A new study explores why ancient humans had pronounced ridges on their eyebrows and why they eventually lost them. In humans, specialized hair, such as eyelashes and hairs inside the nostrils and outer ears, offer some protection from the environment.

Are eyebrows an adaptive human trait?

A new study explores why ancient humans had pronounced ridges on their eyebrows and why they eventually lost them. In humans, specialized hair, such as eyelashes and hairs inside the nostrils and outer ears, offer some protection from the environment.

the eyebrows

prevent sweat from getting into the eyes. The hairs on the scalp can help stabilize the temperature of the brain.

The hairs can also excrete toxic substances such as arsenic and are therefore used in forensic drugs. As all dermatologists know, the psychological functions of hairs are immeasurable. Hypotheses linking the development of modern human browridge morphology with changes in sociality have tended to be set aside in favor of mechanical and spatial ones, with the aim of explaining large browridges rather than the causes and consequences of small ones. In humans, browridge is a sexually dimorphic anatomical feature45 that has been identified as relevant in the perception of an individual by others46,47 and its growth and development have also been linked to androgen production, along with general facial sexual dimorphism.
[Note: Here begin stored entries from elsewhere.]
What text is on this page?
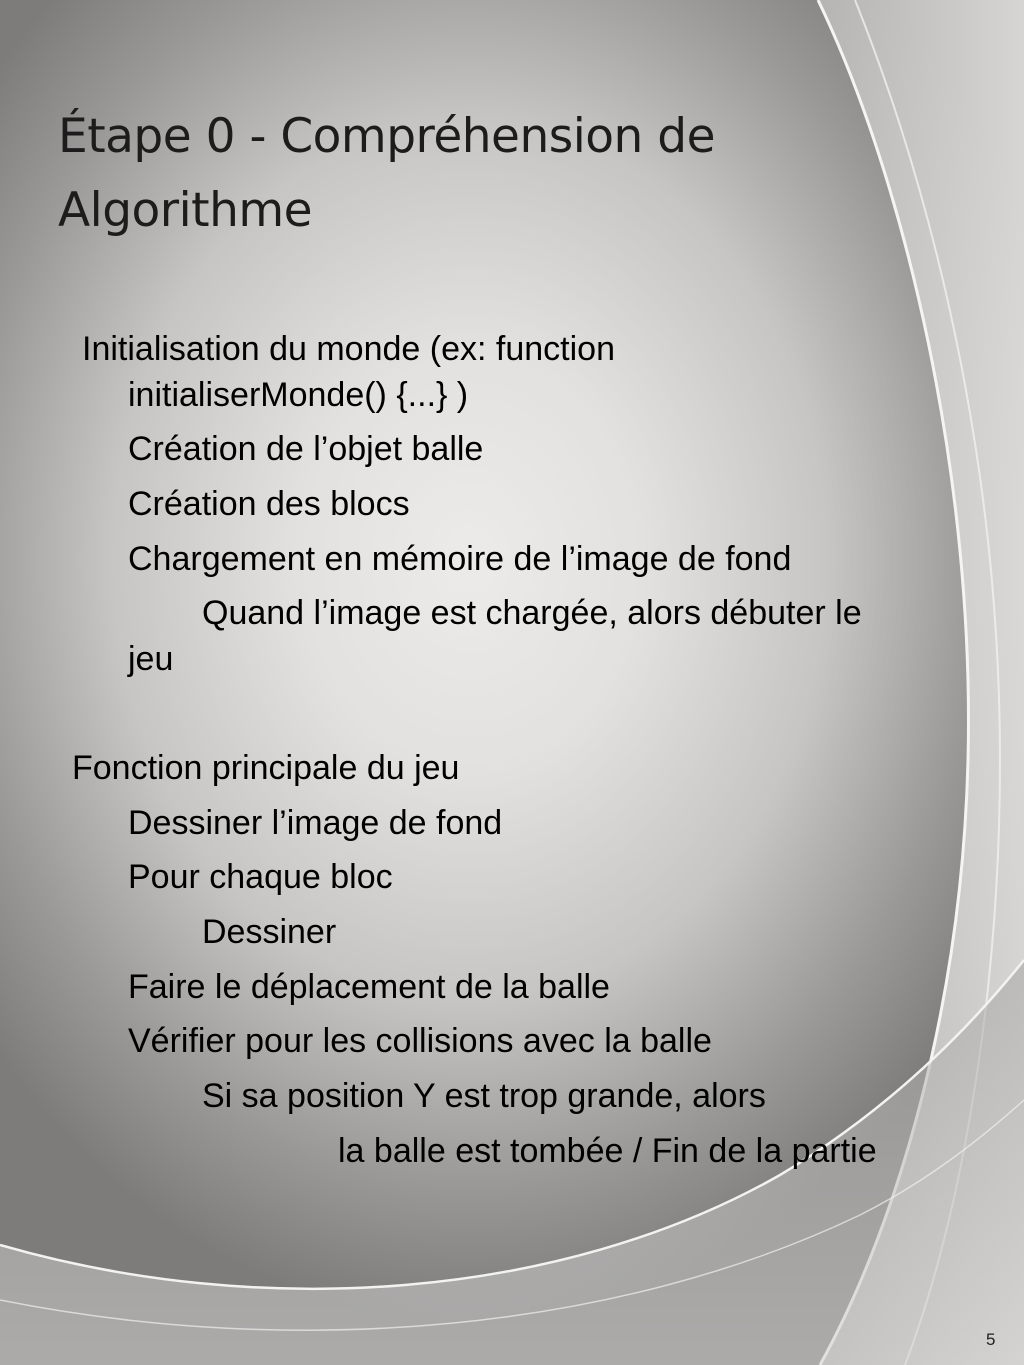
Étape 0 - Compréhension de
Algorithme
Initialisation du monde (ex: function
initialiserMonde() {...} )
Création de l’objet balle
Création des blocs
Chargement en mémoire de l’image de fond
Quand l’image est chargée, alors débuter le
jeu
Fonction principale du jeu
Dessiner l’image de fond
Pour chaque bloc
Dessiner
Faire le déplacement de la balle
Vérifier pour les collisions avec la balle
Si sa position Y est trop grande, alors
la balle est tombée / Fin de la partie
5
Perhaps, the researchers suggest, Humans Anatomically modern people were better able to communicate and collaborate with each other with the help of their eyebrows.

This means that the brow ridges of archaic humans must have had a social function, most likely used to show social dominance as seen in other primates. The eye region is known to develop increasing social importance in a human evolutionary context51,52; however, eyebrow mobility specifically has received little attention. As such, sociality and social communication should be considered both in relation to the larger than necessary border of Kabwe 1 and to the reduced borders and more vertical forehead of modern humans. But our ancient relatives did not have expressive eyebrows that could move along smooth, domed fronts.
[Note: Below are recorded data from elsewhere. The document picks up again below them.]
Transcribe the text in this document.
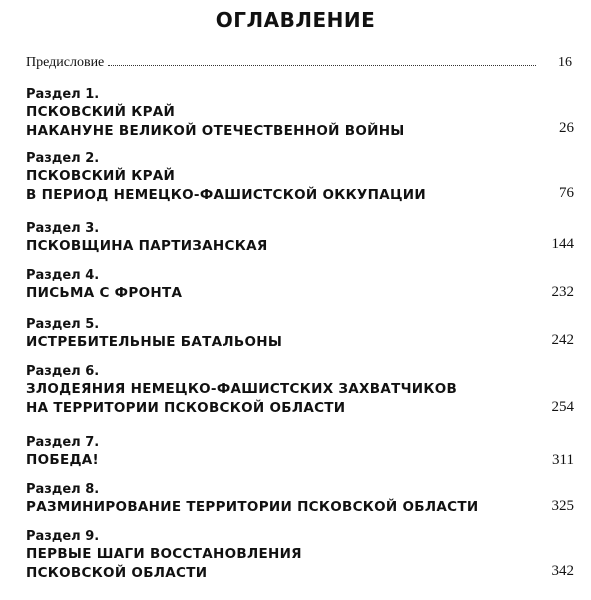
ОГЛАВЛЕНИЕ
Предисловие	16
Раздел 1.
ПСКОВСКИЙ КРАЙ
НАКАНУНЕ ВЕЛИКОЙ ОТЕЧЕСТВЕННОЙ ВОЙНЫ	26
Раздел 2.
ПСКОВСКИЙ КРАЙ
В ПЕРИОД НЕМЕЦКО-ФАШИСТСКОЙ ОККУПАЦИИ	76
Раздел 3.
ПСКОВЩИНА ПАРТИЗАНСКАЯ	144
Раздел 4.
ПИСЬМА С ФРОНТА	232
Раздел 5.
ИСТРЕБИТЕЛЬНЫЕ БАТАЛЬОНЫ	242
Раздел 6.
ЗЛОДЕЯНИЯ НЕМЕЦКО-ФАШИСТСКИХ ЗАХВАТЧИКОВ
НА ТЕРРИТОРИИ ПСКОВСКОЙ ОБЛАСТИ	254
Раздел 7.
ПОБЕДА!	311
Раздел 8.
РАЗМИНИРОВАНИЕ ТЕРРИТОРИИ ПСКОВСКОЙ ОБЛАСТИ	325
Раздел 9.
ПЕРВЫЕ ШАГИ ВОССТАНОВЛЕНИЯ
ПСКОВСКОЙ ОБЛАСТИ	342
Over the years, scientists have put forward a number of theories as to why humans of past millennia had a prominent crest on their foreheads. Similarly, other non-human primates, such as macaques61, gibbons62 and orangutans63, are also unable to move their inner and outer eyebrows independently and show that they lower their eyebrows (excluding orangutans, which are capable of lowering eyebrows). If it can be demonstrated that the browridge of Kabwe 1 is much larger than what spatial requirements demand and has no mechanical function, the explanations of its size in terms of social communication become more sustainable and the consequences of the interactions of small eyebrows in modern humans with sociality, the exhibition and social communication becomes a focus of interest. As in humans, chimpanzees express emotions through stretching the skin through prominent eyebrows, but they lack the subtleties in eyebrow movement and signaling that modern humans display.

As Charles Choi reports for Discover, a team of researchers from York University in England recently set out to learn more about why ancient humans had these distinctive brow crests and why they eventually lost them.

Sienna White
Sienna White

Future salon owner. Friendly web ninja. Professional pop culture fan. Avid web geek. Professional food fanatic.